Il ressort des écritures présentées par Mme A… et M. D… que ces derniers ont adressé au maire de la commune de Villaines-les-Rochers par lettre recommandée avec accusé de réception en date du 6 décembre 2025 une demande tendant au déplacement d’une croix. Cependant, leurs conclusions tendant à ce que le tribunal fasse respecter la loi du 9 décembre 1905, rappelle à la municipalité son devoir neutralité et fasse déplacer cette croix ne relèvent pas de l’office du juge de l’excès de pouvoir, de même que celles pouvant être regardées comme présentées à titre principal à fin d’injonction en dehors des hypothèses prévues par les articles L. 911-1 à L. 911-4 du code de justice administrative. Leurs conclusions sont irrecevables et doivent par suite être rejetées, sans qu’elles puissent être régularisées.
En tout état de cause, à supposer que leurs conclusions soient réinterprétées et regardées comme dirigées contre le refus du maire de faire de faire droit à leur demande tendant au déplacement de cette croix, aucune décision implicite n’est toutefois encore née, ni n’a été prise à la date de la présente ordonnance. Or, il n’appartient pas au juge administratif de prononcer l’annulation d’une décision non encore intervenue. Il leur appartiendra, le cas échéant, et s’ils s’y croient fondés, de contester la décision qui interviendra de manière expresse ou implicite en saisissant la juridiction administrative.

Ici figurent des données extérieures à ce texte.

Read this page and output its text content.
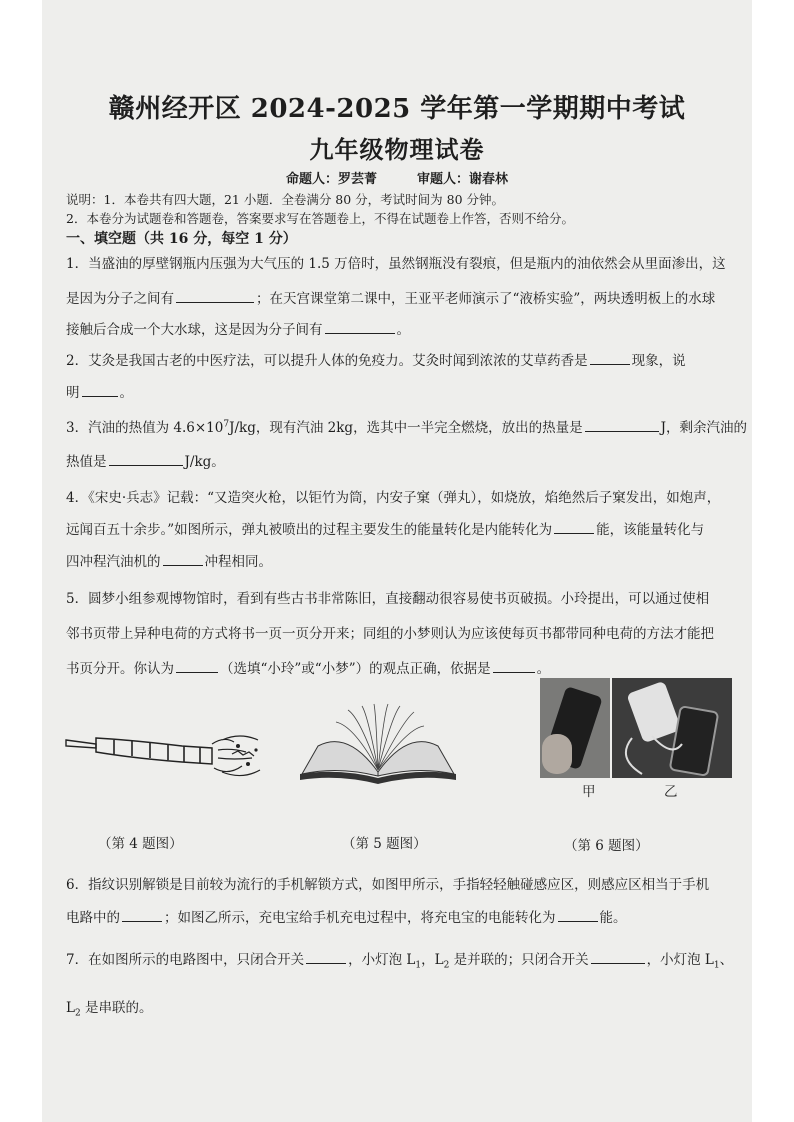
赣州经开区 2024-2025 学年第一学期期中考试
九年级物理试卷
命题人：罗芸菁	审题人：谢春林
说明：1．本卷共有四大题，21 小题．全卷满分 80 分，考试时间为 80 分钟。
2．本卷分为试题卷和答题卷，答案要求写在答题卷上，不得在试题卷上作答，否则不给分。
一、填空题（共 16 分，每空 1 分）
1．当盛油的厚壁钢瓶内压强为大气压的 1.5 万倍时，虽然钢瓶没有裂痕，但是瓶内的油依然会从里面渗出，这
是因为分子之间有	；在天宫课堂第二课中，王亚平老师演示了“液桥实验”，两块透明板上的水球
接触后合成一个大水球，这是因为分子间有	。
2．艾灸是我国古老的中医疗法，可以提升人体的免疫力。艾灸时闻到浓浓的艾草药香是	现象，说
明	。
3．汽油的热值为 $4.6\times 10^7J/kg$，现有汽油 2kg，选其中一半完全燃烧，放出的热量是	J，剩余汽油的
热值是	J/kg。
4．《宋史·兵志》记载：“又造突火枪，以钜竹为筒，内安子窠（弹丸），如烧放，焰绝然后子窠发出，如炮声，
远闻百五十余步。”如图所示，弹丸被喷出的过程主要发生的能量转化是内能转化为	能，该能量转化与
四冲程汽油机的	冲程相同。
5．圆梦小组参观博物馆时，看到有些古书非常陈旧，直接翻动很容易使书页破损。小玲提出，可以通过使相
邻书页带上异种电荷的方式将书一页一页分开来；同组的小梦则认为应该使每页书都带同种电荷的方法才能把
书页分开。你认为	（选填“小玲”或“小梦”）的观点正确，依据是	。
甲	乙
（第 4 题图）	（第 5 题图）	（第 6 题图）
6．指纹识别解锁是目前较为流行的手机解锁方式，如图甲所示，手指轻轻触碰感应区，则感应区相当于手机
电路中的	；如图乙所示，充电宝给手机充电过程中，将充电宝的电能转化为	能。
7．在如图所示的电路图中，只闭合开关	，小灯泡 $L_1$，$L_2$ 是并联的；只闭合开关	，小灯泡 $L_1$、
$L_2$ 是串联的。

Il résulte de tout ce qui précède que la requête de Mme A… et M. D… doit être rejetée en application des dispositions précitées de l’article R. 222-1, 4° du code de justice administrative.
O R D O N N E :
Article 1er : La requête de Mme A… et M. D… est rejetée.
Article 2 : La présente ordonnance sera notifiée à M. B… A… et M. C… D….
Copie en sera adressée pour information à la commune de Villaines-les-Rochers.
Fait à Orléans, le 30 janvier 2026.
Le président de la 5e chambre,
Samuel DELIANCOURT
La République mande et ordonne au préfet d’Indre-et-Loire en ce qui le concerne ou à tous commissaires de justice à ce requis en ce qui concerne les voies de droit commun contre les parties privées, de pourvoir à l’exécution de la présente ordonnance.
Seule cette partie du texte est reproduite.